Example Alice tweets “The chicken laid an egg”. Bob sees Alice’s tweet and tweets “A chicken hatched out of the egg”. If GetTweets is tagged with WFR spec in Quelea, then Cheryl, who sees Bob’s tweet is also guaranteed to see Alice’s tweet. However, she canot figure out the causal order among the tweets making her wonder what comes first: Alice’s chicken, or Bob’s egg.

How do we overcome the handicap described above? Some thoughts:

  1. The state of an application that admits non-commutative operations is not an unordered set of effects, but a partially-ordered set of effects with respect to the \({\sf happens-before}\) relation. Accordingly, Read operations in Quelea must reduce over a graph representing the poset, but not a list representing a set.

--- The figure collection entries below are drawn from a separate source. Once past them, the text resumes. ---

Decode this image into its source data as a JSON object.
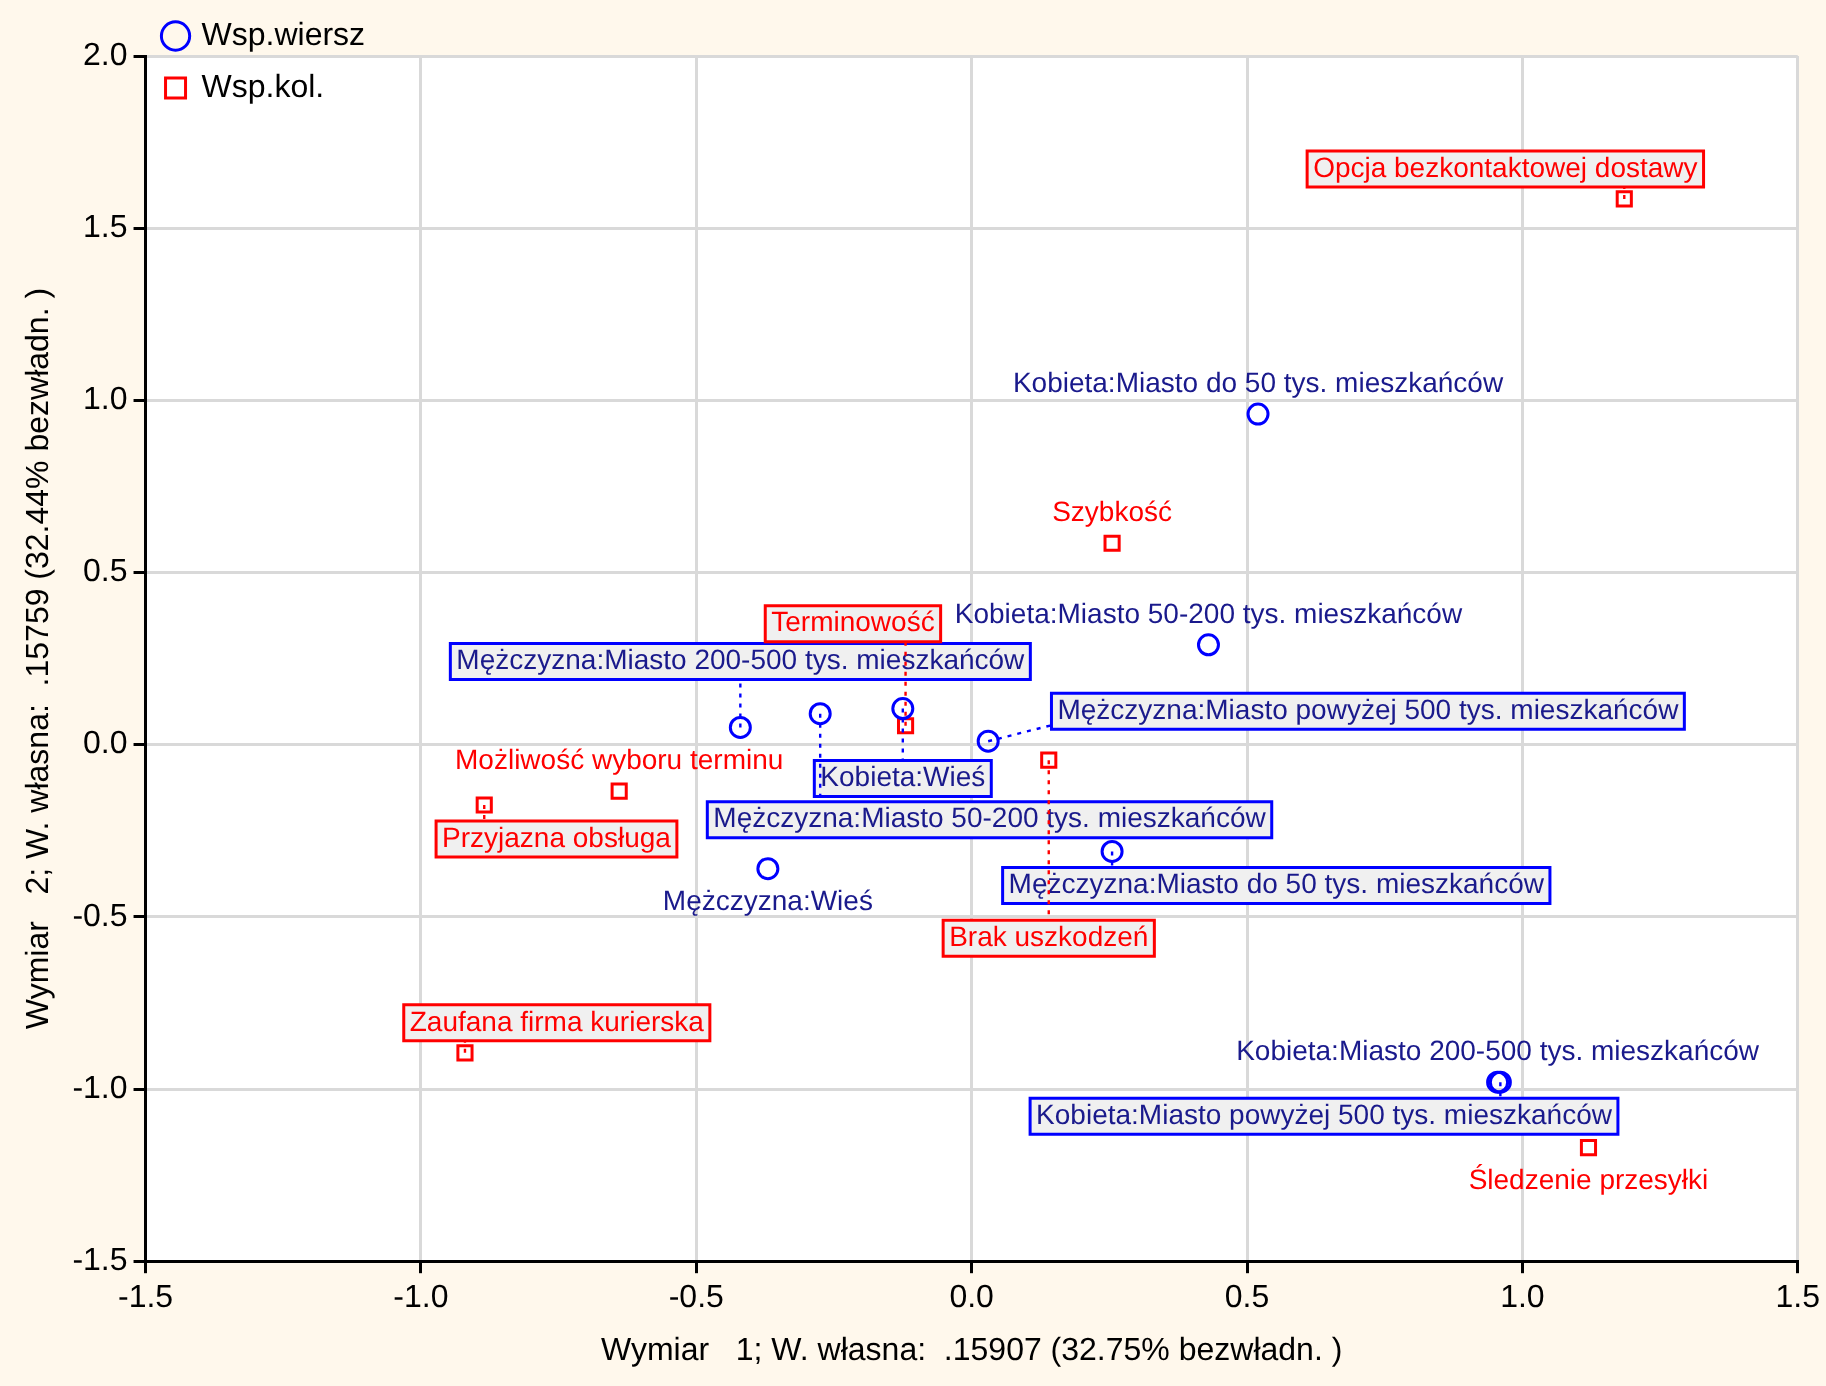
{
  "chart_data": {
    "type": "scatter",
    "xlabel": "Wymiar   1; W. własna:  .15907 (32.75% bezwładn. )",
    "ylabel": "Wymiar   2; W. własna:  .15759 (32.44% bezwładn. )",
    "xlim": [
      -1.5,
      1.5
    ],
    "ylim": [
      -1.5,
      2.0
    ],
    "xticks": [
      -1.5,
      {
        "value": -1,
        "label": "-1.0"
      },
      -0.5,
      {
        "value": 0,
        "label": "0.0"
      },
      0.5,
      {
        "value": 1,
        "label": "1.0"
      },
      1.5
    ],
    "yticks": [
      -1.5,
      {
        "value": -1,
        "label": "-1.0"
      },
      -0.5,
      {
        "value": 0,
        "label": "0.0"
      },
      0.5,
      {
        "value": 1,
        "label": "1.0"
      },
      1.5,
      {
        "value": 2,
        "label": "2.0"
      }
    ],
    "grid": true,
    "legend": "top left",
    "series": [
      {
        "name": "Wsp.wiersz",
        "color": "#0000ff",
        "marker": "circle",
        "x": [
          0.52,
          0.43,
          -0.42,
          -0.125,
          -0.275,
          0.03,
          -0.37,
          0.255,
          0.955,
          0.96
        ],
        "values": [
          0.96,
          0.29,
          0.05,
          0.105,
          0.09,
          0.01,
          -0.36,
          -0.31,
          -0.98,
          -0.98
        ]
      },
      {
        "name": "Wsp.kol.",
        "color": "#ff0000",
        "marker": "square",
        "x": [
          1.185,
          0.255,
          -0.12,
          0.14,
          -0.885,
          -0.64,
          -0.92,
          1.12
        ],
        "values": [
          1.585,
          0.585,
          0.055,
          -0.045,
          -0.175,
          -0.135,
          -0.895,
          -1.17
        ]
      }
    ],
    "annotations": [
      {
        "text": "Kobieta:Miasto do 50 tys. mieszkańców",
        "x": 0.52,
        "y": 0.96
      },
      {
        "text": "Kobieta:Miasto 50-200 tys. mieszkańców",
        "x": 0.43,
        "y": 0.29
      },
      {
        "text": "Mężczyzna:Miasto 200-500 tys. mieszkańców",
        "x": -0.42,
        "y": 0.05
      },
      {
        "text": "Kobieta:Wieś",
        "x": -0.125,
        "y": 0.105
      },
      {
        "text": "Mężczyzna:Miasto 50-200 tys. mieszkańców",
        "x": -0.275,
        "y": 0.09
      },
      {
        "text": "Mężczyzna:Miasto powyżej 500 tys. mieszkańców",
        "x": 0.03,
        "y": 0.01
      },
      {
        "text": "Mężczyzna:Wieś",
        "x": -0.37,
        "y": -0.36
      },
      {
        "text": "Mężczyzna:Miasto do 50 tys. mieszkańców",
        "x": 0.255,
        "y": -0.31
      },
      {
        "text": "Kobieta:Miasto 200-500 tys. mieszkańców",
        "x": 0.955,
        "y": -0.98
      },
      {
        "text": "Kobieta:Miasto powyżej 500 tys. mieszkańców",
        "x": 0.96,
        "y": -0.98
      },
      {
        "text": "Opcja bezkontaktowej dostawy",
        "x": 1.185,
        "y": 1.585
      },
      {
        "text": "Szybkość",
        "x": 0.255,
        "y": 0.585
      },
      {
        "text": "Terminowość",
        "x": -0.12,
        "y": 0.055
      },
      {
        "text": "Brak uszkodzeń",
        "x": 0.14,
        "y": -0.045
      },
      {
        "text": "Przyjazna obsługa",
        "x": -0.885,
        "y": -0.175
      },
      {
        "text": "Możliwość wyboru terminu",
        "x": -0.64,
        "y": -0.135
      },
      {
        "text": "Zaufana firma kurierska",
        "x": -0.92,
        "y": -0.895
      },
      {
        "text": "Śledzenie przesyłki",
        "x": 1.12,
        "y": -1.17
      }
    ]
  }
}
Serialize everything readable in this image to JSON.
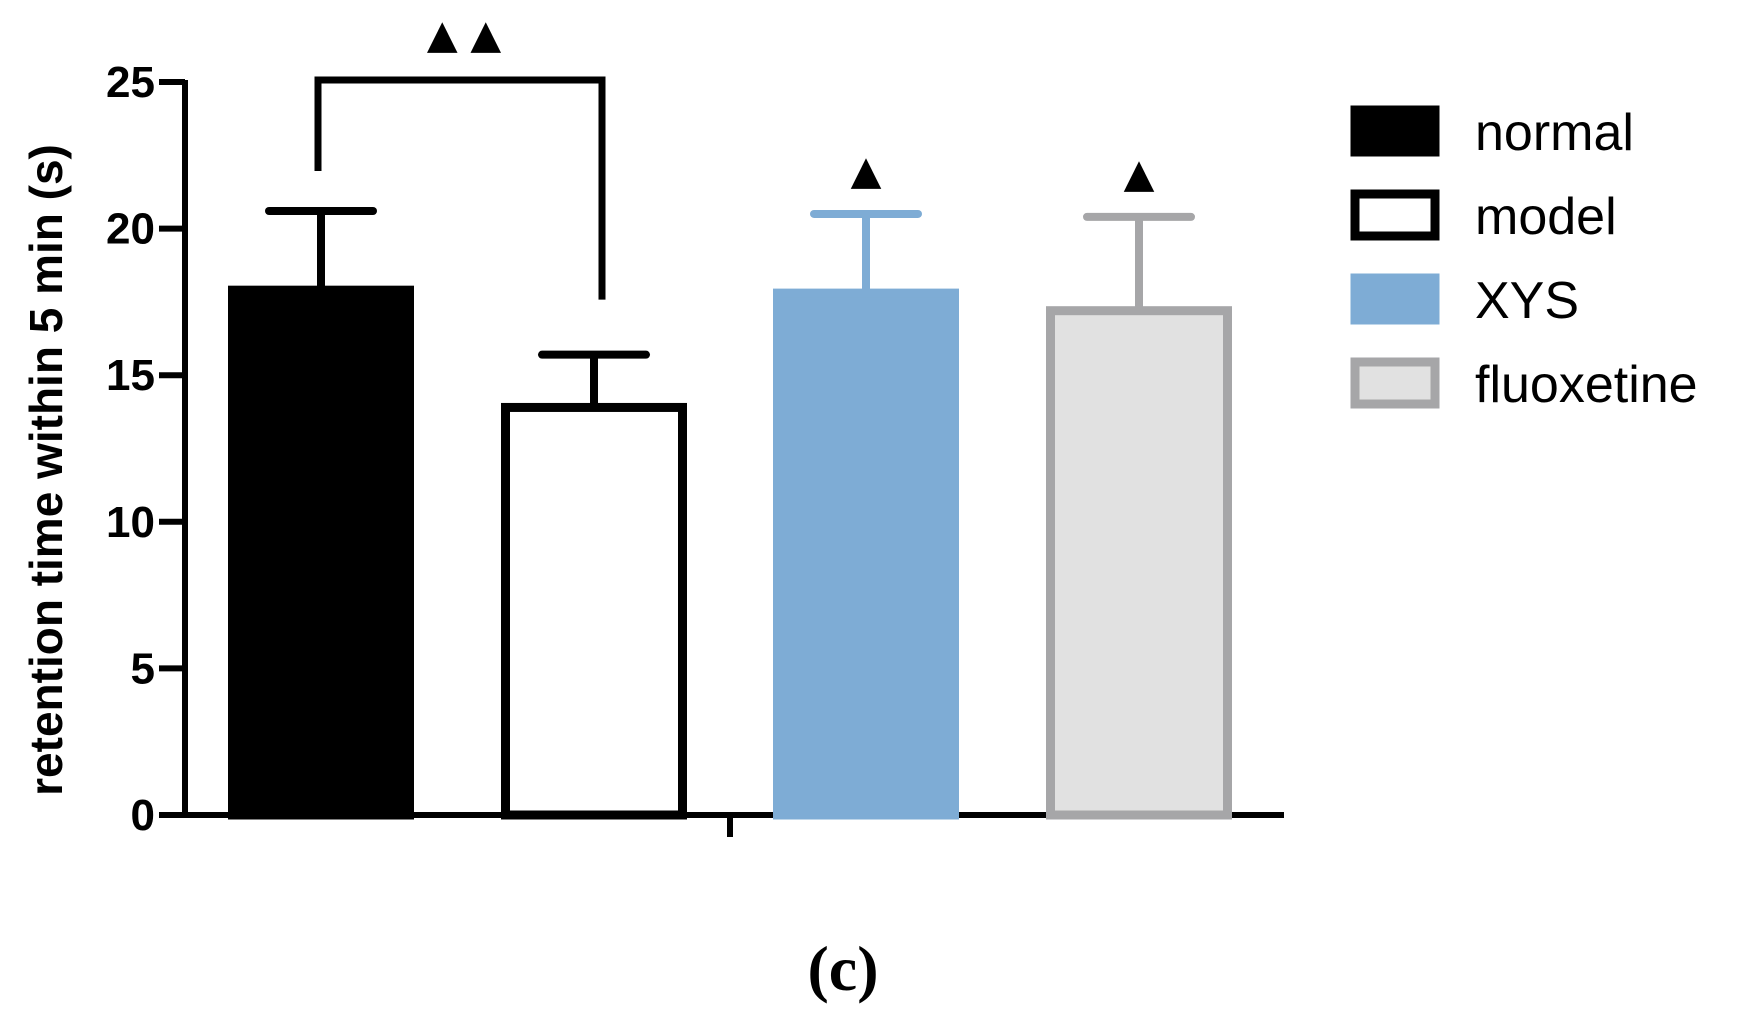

  2. Is there a way to explicitly track causality by tagging effects with vector clocks? Since each component of the vector must represent the monotonically increasing clock local to a replica, and there is no way to know the currentReplicaId in Quelea, this approach seems implausible. However, getCurrentReplicaId is a simple extension to Quelea, hence supporting this approach is easy. Unfortunately, explicitly tracking vector clocks is tedious and complicates application logic. Hence, first approach may be preferable.